Ariel Glaria Enriquez
“Last night, I got wind of a burial in Guanaboca where the coffin didn’t fit through the hole they’d dug,” he began. “They’d brought the coffin from the United States and it was longer than the hole. After a two-hour struggle under the scorching sun, they decided to place it inside vertically. The husband of one of the nieces of the deceased told me the story. The guy thinks the body wasn’t left standing.” Luis yawned, covering his mouth. “Stranger things – things I didn’t tell you about at your aunt’s funeral – take place at wakes.”
“Two nights ago, for instance, at the funeral parlor in La Vibora, the coffin seemed out of place at the chapel. When they tried to lift it, the coffin wobbled like gelatin. The coffin had barely any nails in it and one could see the dead man’s elbows through the bottom planks.”
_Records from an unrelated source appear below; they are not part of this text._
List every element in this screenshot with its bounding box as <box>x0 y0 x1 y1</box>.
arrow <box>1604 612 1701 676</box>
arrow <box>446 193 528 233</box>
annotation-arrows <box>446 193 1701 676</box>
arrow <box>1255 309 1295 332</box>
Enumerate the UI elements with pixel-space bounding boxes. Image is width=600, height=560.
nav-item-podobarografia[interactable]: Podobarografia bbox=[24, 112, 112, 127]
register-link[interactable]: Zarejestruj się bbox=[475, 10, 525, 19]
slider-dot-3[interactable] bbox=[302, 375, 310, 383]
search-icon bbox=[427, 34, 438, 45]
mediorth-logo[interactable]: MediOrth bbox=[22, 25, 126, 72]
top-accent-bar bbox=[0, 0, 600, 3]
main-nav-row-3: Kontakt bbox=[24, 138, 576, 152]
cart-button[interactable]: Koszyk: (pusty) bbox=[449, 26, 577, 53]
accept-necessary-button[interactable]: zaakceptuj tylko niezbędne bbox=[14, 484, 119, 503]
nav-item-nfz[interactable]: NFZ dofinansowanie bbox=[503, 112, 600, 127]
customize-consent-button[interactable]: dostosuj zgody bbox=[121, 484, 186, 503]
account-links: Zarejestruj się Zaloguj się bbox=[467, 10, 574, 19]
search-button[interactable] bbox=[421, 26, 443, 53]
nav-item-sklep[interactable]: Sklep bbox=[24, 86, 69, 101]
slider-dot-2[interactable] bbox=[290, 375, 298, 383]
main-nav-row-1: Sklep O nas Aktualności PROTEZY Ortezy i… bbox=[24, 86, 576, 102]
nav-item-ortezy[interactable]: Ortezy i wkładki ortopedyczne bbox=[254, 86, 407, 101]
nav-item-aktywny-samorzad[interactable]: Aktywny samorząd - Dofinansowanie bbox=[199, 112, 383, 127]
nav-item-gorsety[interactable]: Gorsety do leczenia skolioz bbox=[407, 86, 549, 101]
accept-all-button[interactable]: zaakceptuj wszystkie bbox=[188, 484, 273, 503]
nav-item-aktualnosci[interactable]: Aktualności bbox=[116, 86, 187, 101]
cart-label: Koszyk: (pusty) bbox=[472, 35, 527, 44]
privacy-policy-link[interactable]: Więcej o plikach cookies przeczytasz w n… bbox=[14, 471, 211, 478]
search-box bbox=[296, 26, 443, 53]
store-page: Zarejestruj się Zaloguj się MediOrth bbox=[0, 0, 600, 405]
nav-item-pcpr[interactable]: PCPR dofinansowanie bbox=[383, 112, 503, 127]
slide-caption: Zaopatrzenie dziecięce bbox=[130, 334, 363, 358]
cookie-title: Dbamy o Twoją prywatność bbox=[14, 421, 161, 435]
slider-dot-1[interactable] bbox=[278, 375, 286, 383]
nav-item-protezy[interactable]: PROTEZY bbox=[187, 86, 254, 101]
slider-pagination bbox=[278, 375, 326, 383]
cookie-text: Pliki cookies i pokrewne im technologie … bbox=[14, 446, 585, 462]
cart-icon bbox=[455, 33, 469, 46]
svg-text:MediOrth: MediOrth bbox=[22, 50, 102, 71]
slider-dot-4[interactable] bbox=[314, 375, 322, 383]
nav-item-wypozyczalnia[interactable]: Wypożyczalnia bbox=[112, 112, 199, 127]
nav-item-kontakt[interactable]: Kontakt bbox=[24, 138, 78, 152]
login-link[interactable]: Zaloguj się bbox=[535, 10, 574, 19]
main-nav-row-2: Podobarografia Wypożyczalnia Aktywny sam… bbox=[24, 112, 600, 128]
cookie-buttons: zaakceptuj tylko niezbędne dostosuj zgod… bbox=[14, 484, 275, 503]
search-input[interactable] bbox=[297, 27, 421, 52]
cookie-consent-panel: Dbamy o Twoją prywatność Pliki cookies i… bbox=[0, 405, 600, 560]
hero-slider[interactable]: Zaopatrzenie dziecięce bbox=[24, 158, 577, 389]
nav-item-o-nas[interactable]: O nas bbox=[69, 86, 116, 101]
“I hadn’t noticed it before that happened. Judging from the loose change that spilled out of the coffin, I knew it was an old man. Just imagine what happened next. Someone from a different chapel offered the bereaved a plywood board they had somewhere in Centro Habana, but said he had no nails. When they brought the plywood, someone found nails and even a hammer. They still needed a saw. Well, it all worked out thanks to a carpenter who lived around the corner and came into the funeral parlor to buy cigarettes. The one thing he didn’t do was give it a coat of varnish. The brass knobs on the side looked like they were made of gold when the man finished. It was around two in the morning.”
After yawning again, Luis concluded: “In these situations, people prefer not to complain. They know, even though they never say it, that dying takes only one day, the last one, so it’s pointless to complain about something or someone.” I actually finished his sentence for him, because Luis’ words were smothered by a long, deep yawn.